During my very first year of practice, while I was working the night shift, I had to float to a different floor. I normally worked on a med-surg floor, but that night I was sent to work on the neuro floor. I was pretty nervous about it, not being very confident in my skills, but everything went okay. It was a busy night.
As dawn came and it neared time for shift change I scurried from room to room filling water pitchers, tidying bedside tables and recording Ins and Outs. I popped into my very last room and found the patient wide awake.
"Mr. Smith," I asked, flowsheet in hand, "how much have you had to drink tonight?" "I swear Miss, I ain’t had a drink since Thursday."
Hee hee. True story. In our profession, misunderstandings are a very great risk and really you cannot predict what you say that will be mis-heard, misinterpreted or misunderstood. We have all heard about the family member who became irate after peeking at the chart and reading, "Mr. Jones is SOB tonight." That’s an old one, but probably true.
It is not only misunderstanding that impedes communication between healthcare workers and healthcare workees. Now, I attribute the number of children I have been blessed with to a kind and benevolent God. But there is a nurse in Brooklyn, NY who may be just a little bit responsible too. Not blaming anyone, you understand, it’s just that sometimes when a patient "verbalizes understanding,’ they may not actually be getting it.
After I had my second child and went for my six week check up the nurse came in to give me instructions on how to use a diaphragm.
"Do you," she asked, "know where your cervix is?"
I nodded dutifully, although I had only a vague idea that it was tucked away neatly somewhere and didn’t get in my way.
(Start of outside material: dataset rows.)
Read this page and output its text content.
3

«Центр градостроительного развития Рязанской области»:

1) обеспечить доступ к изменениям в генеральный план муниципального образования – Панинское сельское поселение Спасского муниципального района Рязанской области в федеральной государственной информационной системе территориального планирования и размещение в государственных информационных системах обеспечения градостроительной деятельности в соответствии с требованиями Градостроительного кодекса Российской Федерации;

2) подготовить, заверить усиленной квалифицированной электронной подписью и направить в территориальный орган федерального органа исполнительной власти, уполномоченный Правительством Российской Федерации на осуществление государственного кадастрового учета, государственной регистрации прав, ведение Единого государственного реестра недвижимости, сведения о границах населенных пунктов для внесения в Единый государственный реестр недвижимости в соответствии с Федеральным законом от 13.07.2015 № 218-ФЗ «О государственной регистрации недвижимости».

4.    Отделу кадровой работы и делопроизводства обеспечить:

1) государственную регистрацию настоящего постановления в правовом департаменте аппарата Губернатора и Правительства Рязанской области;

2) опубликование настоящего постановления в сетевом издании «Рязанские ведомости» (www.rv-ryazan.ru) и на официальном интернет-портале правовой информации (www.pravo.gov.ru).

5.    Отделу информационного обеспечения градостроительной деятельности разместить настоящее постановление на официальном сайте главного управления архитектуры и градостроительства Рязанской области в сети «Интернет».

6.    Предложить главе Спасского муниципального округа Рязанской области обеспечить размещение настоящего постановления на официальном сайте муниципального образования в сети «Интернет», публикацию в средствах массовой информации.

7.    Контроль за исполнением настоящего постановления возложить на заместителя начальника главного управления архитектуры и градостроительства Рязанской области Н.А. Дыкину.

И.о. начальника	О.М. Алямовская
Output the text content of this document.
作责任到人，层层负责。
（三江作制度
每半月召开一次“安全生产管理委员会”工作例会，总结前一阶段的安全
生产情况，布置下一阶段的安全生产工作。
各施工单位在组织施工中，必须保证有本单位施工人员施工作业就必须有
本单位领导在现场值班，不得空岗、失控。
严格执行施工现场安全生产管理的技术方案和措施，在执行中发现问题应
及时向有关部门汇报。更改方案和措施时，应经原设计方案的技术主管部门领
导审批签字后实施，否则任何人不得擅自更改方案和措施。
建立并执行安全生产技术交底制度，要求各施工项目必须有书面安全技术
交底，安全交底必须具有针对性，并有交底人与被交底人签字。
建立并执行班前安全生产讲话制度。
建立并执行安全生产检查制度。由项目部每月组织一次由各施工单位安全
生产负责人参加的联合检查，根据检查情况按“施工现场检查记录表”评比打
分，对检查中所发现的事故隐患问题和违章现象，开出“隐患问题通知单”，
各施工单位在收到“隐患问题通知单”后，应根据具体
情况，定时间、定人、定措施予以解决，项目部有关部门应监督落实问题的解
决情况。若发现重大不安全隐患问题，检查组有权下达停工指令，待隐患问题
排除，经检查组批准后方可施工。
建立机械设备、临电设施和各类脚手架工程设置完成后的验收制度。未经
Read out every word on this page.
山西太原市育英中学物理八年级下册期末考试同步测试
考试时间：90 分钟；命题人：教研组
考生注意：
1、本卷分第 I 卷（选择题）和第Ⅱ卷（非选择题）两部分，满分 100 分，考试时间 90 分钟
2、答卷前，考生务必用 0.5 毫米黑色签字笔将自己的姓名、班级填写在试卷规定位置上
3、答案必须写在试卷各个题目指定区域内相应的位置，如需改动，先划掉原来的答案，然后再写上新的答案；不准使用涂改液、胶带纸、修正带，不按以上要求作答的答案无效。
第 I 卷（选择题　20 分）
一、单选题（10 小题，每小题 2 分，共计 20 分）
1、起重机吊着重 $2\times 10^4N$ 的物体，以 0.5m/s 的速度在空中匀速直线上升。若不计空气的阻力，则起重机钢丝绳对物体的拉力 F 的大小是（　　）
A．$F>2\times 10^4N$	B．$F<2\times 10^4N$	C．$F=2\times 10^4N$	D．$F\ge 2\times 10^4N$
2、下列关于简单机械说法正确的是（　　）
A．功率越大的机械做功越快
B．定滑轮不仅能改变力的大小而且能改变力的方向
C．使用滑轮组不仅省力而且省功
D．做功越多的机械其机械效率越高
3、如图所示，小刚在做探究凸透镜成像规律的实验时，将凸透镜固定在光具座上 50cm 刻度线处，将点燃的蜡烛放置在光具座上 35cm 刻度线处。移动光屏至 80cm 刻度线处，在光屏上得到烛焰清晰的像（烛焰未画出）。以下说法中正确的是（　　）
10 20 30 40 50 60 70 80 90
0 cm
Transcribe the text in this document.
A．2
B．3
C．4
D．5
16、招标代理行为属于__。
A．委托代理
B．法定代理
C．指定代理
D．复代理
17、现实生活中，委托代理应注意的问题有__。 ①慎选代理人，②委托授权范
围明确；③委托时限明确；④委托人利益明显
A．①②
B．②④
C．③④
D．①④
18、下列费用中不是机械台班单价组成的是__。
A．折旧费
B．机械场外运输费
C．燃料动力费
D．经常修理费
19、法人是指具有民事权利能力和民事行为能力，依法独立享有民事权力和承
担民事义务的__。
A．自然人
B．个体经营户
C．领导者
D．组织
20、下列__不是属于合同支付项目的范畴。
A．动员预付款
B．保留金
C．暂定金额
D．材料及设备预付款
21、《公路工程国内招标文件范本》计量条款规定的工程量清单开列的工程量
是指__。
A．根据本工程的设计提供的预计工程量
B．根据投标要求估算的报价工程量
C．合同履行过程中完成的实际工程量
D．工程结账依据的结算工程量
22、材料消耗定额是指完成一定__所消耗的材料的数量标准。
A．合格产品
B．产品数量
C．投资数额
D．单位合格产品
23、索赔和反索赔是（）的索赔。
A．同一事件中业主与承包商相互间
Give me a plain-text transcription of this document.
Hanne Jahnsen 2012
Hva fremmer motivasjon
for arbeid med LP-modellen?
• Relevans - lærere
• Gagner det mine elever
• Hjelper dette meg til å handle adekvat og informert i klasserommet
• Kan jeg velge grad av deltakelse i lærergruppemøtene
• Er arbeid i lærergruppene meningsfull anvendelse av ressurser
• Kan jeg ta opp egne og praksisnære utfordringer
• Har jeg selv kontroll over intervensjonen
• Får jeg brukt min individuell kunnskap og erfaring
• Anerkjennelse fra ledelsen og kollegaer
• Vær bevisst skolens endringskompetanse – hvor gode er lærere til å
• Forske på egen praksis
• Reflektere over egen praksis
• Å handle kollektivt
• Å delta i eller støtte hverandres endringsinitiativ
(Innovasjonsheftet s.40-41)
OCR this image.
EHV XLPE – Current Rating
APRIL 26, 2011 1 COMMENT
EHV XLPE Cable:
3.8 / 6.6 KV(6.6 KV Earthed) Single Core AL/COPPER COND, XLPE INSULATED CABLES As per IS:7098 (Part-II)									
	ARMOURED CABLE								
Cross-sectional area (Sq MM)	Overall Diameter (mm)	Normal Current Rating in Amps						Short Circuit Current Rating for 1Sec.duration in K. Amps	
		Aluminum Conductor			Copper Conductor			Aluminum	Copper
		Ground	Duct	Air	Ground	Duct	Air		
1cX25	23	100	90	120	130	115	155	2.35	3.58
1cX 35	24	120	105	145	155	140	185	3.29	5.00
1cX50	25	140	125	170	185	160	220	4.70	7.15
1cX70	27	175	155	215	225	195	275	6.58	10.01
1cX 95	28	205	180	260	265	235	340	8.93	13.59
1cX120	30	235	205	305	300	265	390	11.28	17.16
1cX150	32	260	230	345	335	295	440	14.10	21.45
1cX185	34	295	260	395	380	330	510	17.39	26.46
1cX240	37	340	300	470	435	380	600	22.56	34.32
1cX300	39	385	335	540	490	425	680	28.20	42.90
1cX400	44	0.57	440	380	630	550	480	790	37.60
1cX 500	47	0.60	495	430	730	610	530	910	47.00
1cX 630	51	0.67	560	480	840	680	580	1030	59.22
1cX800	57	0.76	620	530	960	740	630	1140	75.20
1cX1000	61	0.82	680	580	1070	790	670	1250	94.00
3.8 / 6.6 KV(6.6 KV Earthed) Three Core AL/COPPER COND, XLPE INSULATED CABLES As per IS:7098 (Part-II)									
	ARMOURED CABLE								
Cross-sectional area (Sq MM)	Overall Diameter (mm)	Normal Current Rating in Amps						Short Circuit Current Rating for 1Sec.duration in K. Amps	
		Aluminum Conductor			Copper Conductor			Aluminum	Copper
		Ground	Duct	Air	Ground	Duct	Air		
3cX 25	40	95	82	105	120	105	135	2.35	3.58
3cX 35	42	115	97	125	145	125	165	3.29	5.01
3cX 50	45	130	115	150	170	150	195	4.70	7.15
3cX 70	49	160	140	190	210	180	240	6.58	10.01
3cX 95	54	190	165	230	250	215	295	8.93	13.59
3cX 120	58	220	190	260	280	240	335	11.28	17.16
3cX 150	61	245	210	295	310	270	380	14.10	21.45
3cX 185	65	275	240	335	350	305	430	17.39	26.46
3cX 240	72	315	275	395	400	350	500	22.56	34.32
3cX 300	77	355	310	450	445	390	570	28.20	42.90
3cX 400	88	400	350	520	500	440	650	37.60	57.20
She squeezed the diaphragm (the demo model) from a perfect and somehow beautiful round Barbie colored bubble into something that looked like a big goofy cartoon grin. She continued to give instructions, but all I could think was, ‘Don’t get the giggles, don’t get the giggles.’ I wasn’t very old, you know, and it did look pretty funny.
The next thing I heard, when I’d gotten myself under control was, "You can tell it’s your cervix because it feels like the tip of your nose." What she must have seen was a serious faced young lady paying close attention and poised to verbalize understanding. What she could not see was the hee-hawing, knee slapping, tear shedding, hysterically laughing me inside my brain imagining a little nose somewhere or the other.
Then I had to fake clear my throat as the unruly and disrespectful imp in my head thought to herself, "Ah. Ah. AH-CHOO!" and I very nearly burst out into wild peals of inappropriate laughter. It didn’t help that as she talked she continued to squeeze the diaphragm up and down so that it looked like Mr. Happy Smile was laughing too.
I blame the receding tide of post-partum hormones for much of that incident, although it still makes me laugh. But, and I wonder how much of it had to do with the whole picturing a nose scenario, it was not very long before I was once again happily ante-partum. Happy and a little bit surprised. Huh? Did I miss a step? Who nose?
We must all have some stories of times we have misunderstood or been misunderstood at work. It’s practically a set up deal. We’re talking to stressed out people, or people who are not feeling at their best about complicated things in a vocabulary which is unfamiliar to them often in a noisy and distracting environment. The real surprise is that we are ever understood at all.
Why just a few months ago in the very busy place I work, with fifteen TVs blaring and 15 conversations going on and telephones ringing and pumps beeping I thought I heard one of the nurses ask a patient, "Have you had any side saddle sex?" ‘Hmmm,’ I wondered. And, ‘hmmm,’ again.
"Is side saddle sex contra-indicated in a patient with that particular diagnosis? Or is it, maybe, recommended? And if so, what exactly IS that diagnosis?" I wondered. I was making a bee-line for that chart – I HAD to know – when my brain finally kicked in and I realized that what she had actually said was, "bad side effects."
Not sure I don’t like it better the first way. AH-CHOO!